One of the common threads you hear about in major data breaches these days is that the victim’s security team had alerts or events that should have clued them into the fact an attack was underway. In today’s complex security infrastructures it’s not unusual to have security operators/analysts receiving tens of thousands of alerts per day! Security monitoring and incident response need to transition from a basic rules-driven eyes-on-glass SIEM capability to a big data and data science solution. I frequently speak with customers about how IT Security needs to be able to handle a lot more information than current SIEM tools can support, and one question that always comes up is “what information needs to be collected and why?”, so here we go.
To start with you still need to collect all of those alerts and events from your existing security tools. While maintaining eyes-on-glass analysis of each individual alert from every tool isn’t feasible, a security analytics tool can analyze and correlate those events into a group of related activities that can help an analyst understand the potential impact of a sequence of related events instead of having to slice and dice the events manually.
The second type of information is infrastructure context – what’s in the environment, how’s it’s configured, how it’s all related and what is its impact? The analytics system needs to understand what applications are running on what servers connected to which network and what storage. By having access to these relationships the analytics tool can identify the broad-based impact of an attack on a file server by understanding all of the applications that access that file server and weight the alert accordingly. Which brings up another critical point – assets need to be classified based on their potential impact to the organization (aka security classification). If the tool identifies suspicious sequences of activity on both a SharePoint site used to exchange recipes and an Oracle database containing credit card numbers but doesn’t understand the relative value of each impacted asset it can only present both alerts as being of equal impact and let the operator decide which one to handle first. So a consolidated, accurate, up-to-date and classified system of record view your environment is critical.
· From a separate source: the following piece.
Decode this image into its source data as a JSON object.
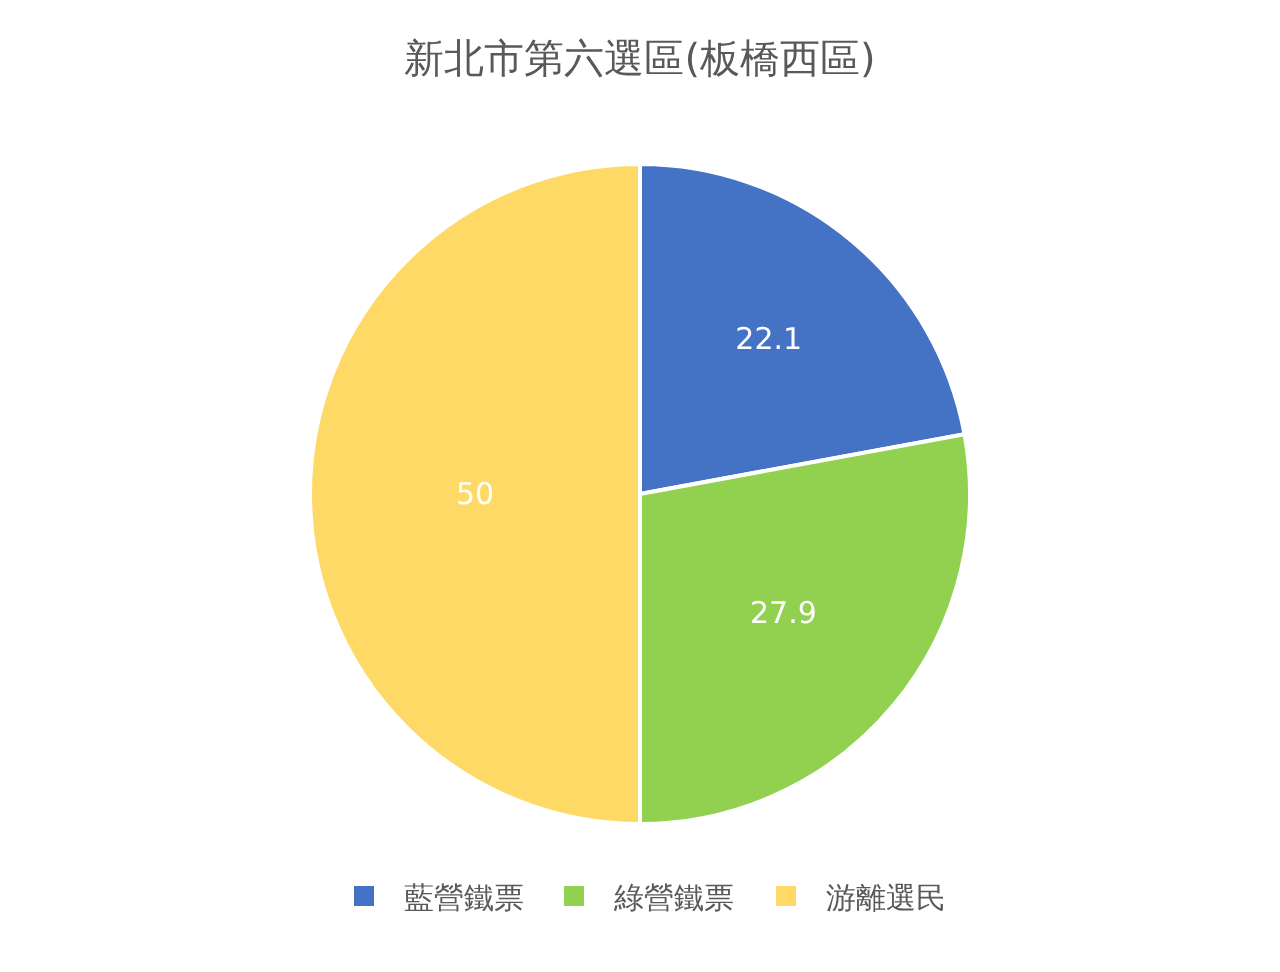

Events event logs from all of those infrastructure components are the 3rd type of information; not just security events but ‘normal’ activities events as well. This means all possible event logs from operating systems, databases, applications, storage arrays, etc. Given that targeted attacks today can almost always succeed in getting into your infrastructure, these logs can help the analytics tool identify suspicious types of activities that may be occurring inside your infrastructure, even if the events don’t fall into the traditional bucket of security events. Here’s an example – a storage administrator makes an unscheduled snapshot of a LUN containing a database with sensitive data on a storage array, then mounts it on an unsecured server and proceeds to dump the contents of the LUN onto a USB device. The storage array logs show that someone made an unauthorized complete copy of all of your sensitive data, but if you weren’t collecting and analyzing the logs from that storage array you would never know it happened.
The fourth type of information a security analytics tool needs is threat intelligence – what are the bad guys doing in the world outside of your environment. A comprehensive threat intelligence feed into the security analytics tool will allow it to identify attempted communications with known command and control systems or drop sites, new attack tools and techniques, recently identified zero-day vulnerabilities, compromised identities and a host of other information that is potentially relevant. A subscription-based solution is a great solution to this.
The final type of information an analytics tool needs are network packets. Being able to identify a sequence of events that points to an infected server is only the first step – the analyst then needs to determine when the infection occurred and go back and replay the network session that initiated the infection to identify exactly what happened. Think in terms of a crime investigation – with a lot of effort and time the CSIs may be able to partially piece together what occurred based on individual clues, but being able to view a detailed replay of the network activities that led up to the infection is like having a complete video recording of the crime while it happened. Again the goal is to provide the analyst and incident responder with complete information when the alert is raised instead of the having to spend hours manually digging for individual bits.
The volume of information and amount of effort necessary to quickly identify and respond to security incidents in today’s environment is huge, which is why big-data and data science-based tools are absolutely critical to staying ahead of the bad guys.